Thursday 22 February 2024 | Written by Candice Luke | Published in Boxing, Sports
The twenty-three-year-old from Te Tai Rāwhiti (Gisborne, New Zealand) will represent his Cook Islands heritage, with akapapa to Rarotonga and Mangaia through the Munro family.
“Growing up you learn that Olympians are the best athletes in the world,” says Toheriri.
He’s fighting for his dream, despite travelling without his team, as his coach had to pull out of the competition. Toheriri says this would have seen most boxers withdrawn but he’s determined to remain on his Olympic journey.

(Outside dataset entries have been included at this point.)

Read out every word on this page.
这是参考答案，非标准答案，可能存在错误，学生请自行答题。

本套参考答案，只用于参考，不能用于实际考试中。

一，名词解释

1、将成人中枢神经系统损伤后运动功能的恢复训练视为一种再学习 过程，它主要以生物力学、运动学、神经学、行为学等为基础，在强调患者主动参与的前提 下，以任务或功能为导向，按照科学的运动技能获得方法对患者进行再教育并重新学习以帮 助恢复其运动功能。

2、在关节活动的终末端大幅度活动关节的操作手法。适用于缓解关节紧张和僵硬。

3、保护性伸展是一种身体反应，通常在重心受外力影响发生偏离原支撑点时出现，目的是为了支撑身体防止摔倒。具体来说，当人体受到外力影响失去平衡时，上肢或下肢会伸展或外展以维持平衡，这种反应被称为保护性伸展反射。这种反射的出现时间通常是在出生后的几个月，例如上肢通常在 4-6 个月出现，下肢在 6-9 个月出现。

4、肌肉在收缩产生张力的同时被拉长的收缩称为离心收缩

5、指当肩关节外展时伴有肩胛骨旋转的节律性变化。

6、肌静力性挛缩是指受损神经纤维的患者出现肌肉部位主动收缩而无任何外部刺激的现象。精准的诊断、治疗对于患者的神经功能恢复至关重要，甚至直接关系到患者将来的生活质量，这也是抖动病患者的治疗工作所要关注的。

“I just said nah, I’ll stay in it and sort something out,” says Tawhiri, who has been boxing for ten years and is confident he knows the ropes well enough to stand in Italy.
Fortunately for Toheriri, Tongan national coach Doug Viney has stepped in to help: “He said he’ll jump in my corner and give me a hand where I need. It’s cool to have that support.”
Toheriri represented the Cook Islands at the Commonwealth Games in 2022, competed at the World Championships last year, and this qualifier is his second shot at making it to the Olympics.
He only just missed out on qualifying for Paris when he lost his first fight to an Australian opponent who eventually took out the entire tournament, at last year's Pacific Games.
Never giving up and dedicated to his sport, Toheriri trains six days a week, three times a day, living and breathing boxing; but it wasn’t always that way.
As a child growing up in Aotearoa “like any other Māori boy” he was “hardout into rugby”.
But reaching high school he says he was a late bloomer, getting thrown around on the field by his peers. After a chance meeting with a friend who encouraged him to try boxing, he gave it a go at the age of thirteen and “the rest is history”.
Even further than the Olympics, Toheriri dreams of becoming World Champion.
Toheriri is fundraising for the trip, which is not supported with funds from the Olympic committee. He is currently sitting at the halfway mark of his $10,000 goal on crowd-funding site Givealittle.com.
He says: “Opportunities and chances like this don't come around very often and with it possibly being the last time boxing appears in the Olympics, I will ensure I do whatever it takes to get there and put on for our nation and my cultures. So any awhi(help) big, small and messages mean the world to me.”